Yo digo soy del rojo y un caleño se acerca para mostrarme el gemelo derecho con el escudo del rojo de Avellaneda bien furioso. Nos dimos un abrazo y nos juramos amistad instantánea mientras tres fondos blancos de alcohol con ese diablo saliendo por la boca. Onomatopeya del me arde. "Independiente y América son amigos de por vida", me dijo ese Parcero dolinezco - el que pasaba por ahí- y entendí el puente apenas a 30 minutos de estar en Cali mientras el mareo del aguardiente nos fundía en la memoria del Palomo, Albeiro Usuriaga, asesinado en esa misma ciudad caliente 12 años antes de este momento. En su casa, otra esquina donde desafortunadamente lo pilló la muerte.
La esquina tiene el ying y el yang, pienso. Las caras de la moneda. La intensidad de la vida misma en un apenas cruce de calles. Ahí, en el cantero que aprendemos a hacer equilibrio y donde los árboles dibujan un arco de la imaginación en la que se hacen goles también con la mente que llena estadios eufóricos. La esquina del escritor Scalabrini Ortiz en la que un hombre -que son muchos- está solo y espera por ese Buenos Aires obrero de los 30 que uno conecta con sus abuelos mientras silba un tango oxidado ahora por los 2000. La esquina también prostituta, tiene sexo y un mural gigante a una cuadra de mi casa platense con una frase misteriosa: " existen muchos mundos pero están en este", y otros también se aman con un beso, mientras parpadean los faros para hacerles cine.

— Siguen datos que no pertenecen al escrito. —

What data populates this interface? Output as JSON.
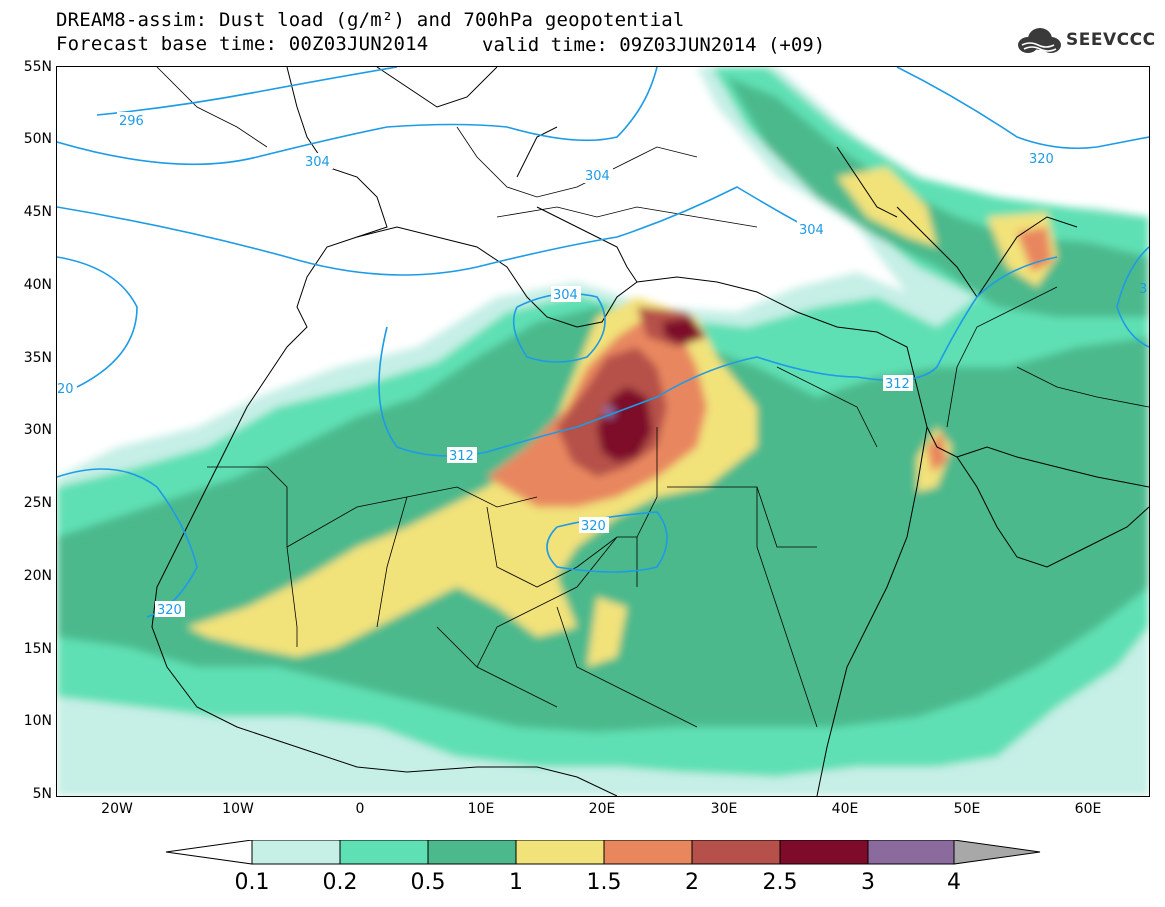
{
  "title_line1": "DREAM8-assim: Dust load (g/m²) and 700hPa geopotential",
  "title_line2": "Forecast base time: 00Z03JUN2014",
  "valid_time": "valid time: 09Z03JUN2014 (+09)",
  "logo_text": "SEEVCCC",
  "logo_icon": "cloud-icon",
  "map": {
    "lon_range": [
      -25,
      65
    ],
    "lat_range": [
      5,
      55
    ],
    "y_ticks": [
      "55N",
      "50N",
      "45N",
      "40N",
      "35N",
      "30N",
      "25N",
      "20N",
      "15N",
      "10N",
      "5N"
    ],
    "x_ticks": [
      "20W",
      "10W",
      "0",
      "10E",
      "20E",
      "30E",
      "40E",
      "50E",
      "60E"
    ],
    "contour_labels": [
      "296",
      "304",
      "304",
      "304",
      "304",
      "312",
      "312",
      "320",
      "320",
      "320",
      "20",
      "3"
    ],
    "contour_color": "#1e9be6",
    "border_color": "#000000"
  },
  "colorbar": {
    "labels": [
      "0.1",
      "0.2",
      "0.5",
      "1",
      "1.5",
      "2",
      "2.5",
      "3",
      "4"
    ],
    "colors": [
      "#ffffff",
      "#c6efe6",
      "#5fe0b4",
      "#4bb98c",
      "#f2e27a",
      "#e8875e",
      "#b5514a",
      "#7e0b2a",
      "#8b6a9d",
      "#a8a8a8"
    ]
  },
  "chart_data": {
    "type": "heatmap",
    "variable": "Dust load (g/m²)",
    "contour_variable": "700hPa geopotential",
    "levels": [
      0.1,
      0.2,
      0.5,
      1,
      1.5,
      2,
      2.5,
      3,
      4
    ],
    "geopotential_contours": [
      296,
      304,
      312,
      320
    ]
  }
}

En otra esquina hay cine, casi un cinema paradiso en una mesa de billar, mientras un Carlos toma una ginebra y me recita diálogos del Padrino y otro Carlos en el universo paralelo de Sicilia celebra su aniversario de boda por aquel sur Mediterráneo.

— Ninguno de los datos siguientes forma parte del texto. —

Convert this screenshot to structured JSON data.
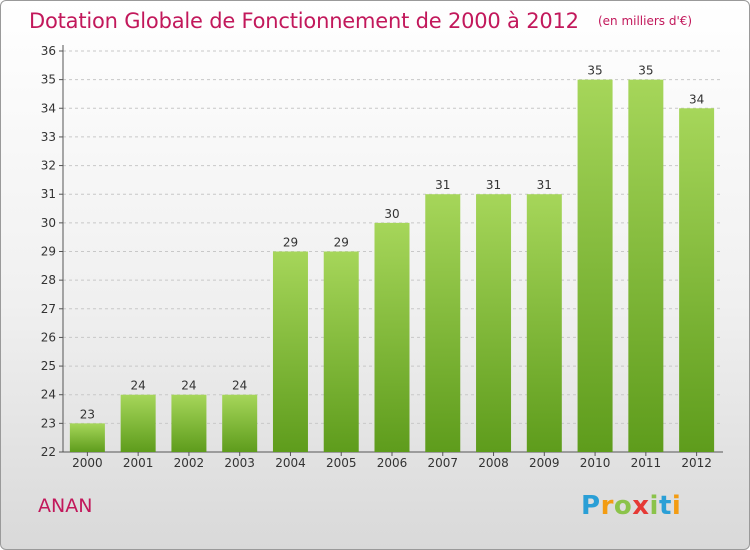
{
  "title": "Dotation Globale de Fonctionnement de 2000 à 2012",
  "unit": "(en milliers d'€)",
  "commune": "ANAN",
  "logo": {
    "letters": [
      "P",
      "r",
      "o",
      "x",
      "i",
      "t",
      "i"
    ],
    "colors": [
      "#2a9fd6",
      "#f39c12",
      "#8bc34a",
      "#e53935",
      "#8bc34a",
      "#2a9fd6",
      "#f39c12"
    ]
  },
  "colors": {
    "bar_top": "#a6d65a",
    "bar_bottom": "#5e9c1c",
    "accent": "#c2185b"
  },
  "chart_data": {
    "type": "bar",
    "categories": [
      "2000",
      "2001",
      "2002",
      "2003",
      "2004",
      "2005",
      "2006",
      "2007",
      "2008",
      "2009",
      "2010",
      "2011",
      "2012"
    ],
    "values": [
      23,
      24,
      24,
      24,
      29,
      29,
      30,
      31,
      31,
      31,
      35,
      35,
      34
    ],
    "ylim": [
      22,
      36
    ],
    "yticks": [
      22,
      23,
      24,
      25,
      26,
      27,
      28,
      29,
      30,
      31,
      32,
      33,
      34,
      35,
      36
    ],
    "grid": true,
    "title": "Dotation Globale de Fonctionnement de 2000 à 2012",
    "xlabel": "",
    "ylabel": ""
  }
}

Sur, paredón y después sur. Lo canta el viento con su voz arenosa que ahora suena más pankeke en una radio cultural que prendió su dynamo en 5 y 64.
Otros dos amigos más al norte: toman tinto y conversan en una gimnasia que es tejer con palabras nadaistas. Uno sirve dos tinticos para despabilar y el otro le da manivela a las utopías mientras mastica chicle que son cintas de películas esenciales, las que se atesoran bajo el catre del marinero cinéfilo empedernido y llegan a un pueblo con calle de tierra a darle carreta a los sueños.
Sigue siendo la esquina mientras se dan la mano, se codean y al unísono encienden un negro ellos dos, primos pero también socios del desierto, el amor y la picardía. Dos tipos en uno: el rufián melancólico. Una dupla o dos wines atemporales que son uno mismo, algo así como Bioy y Casares.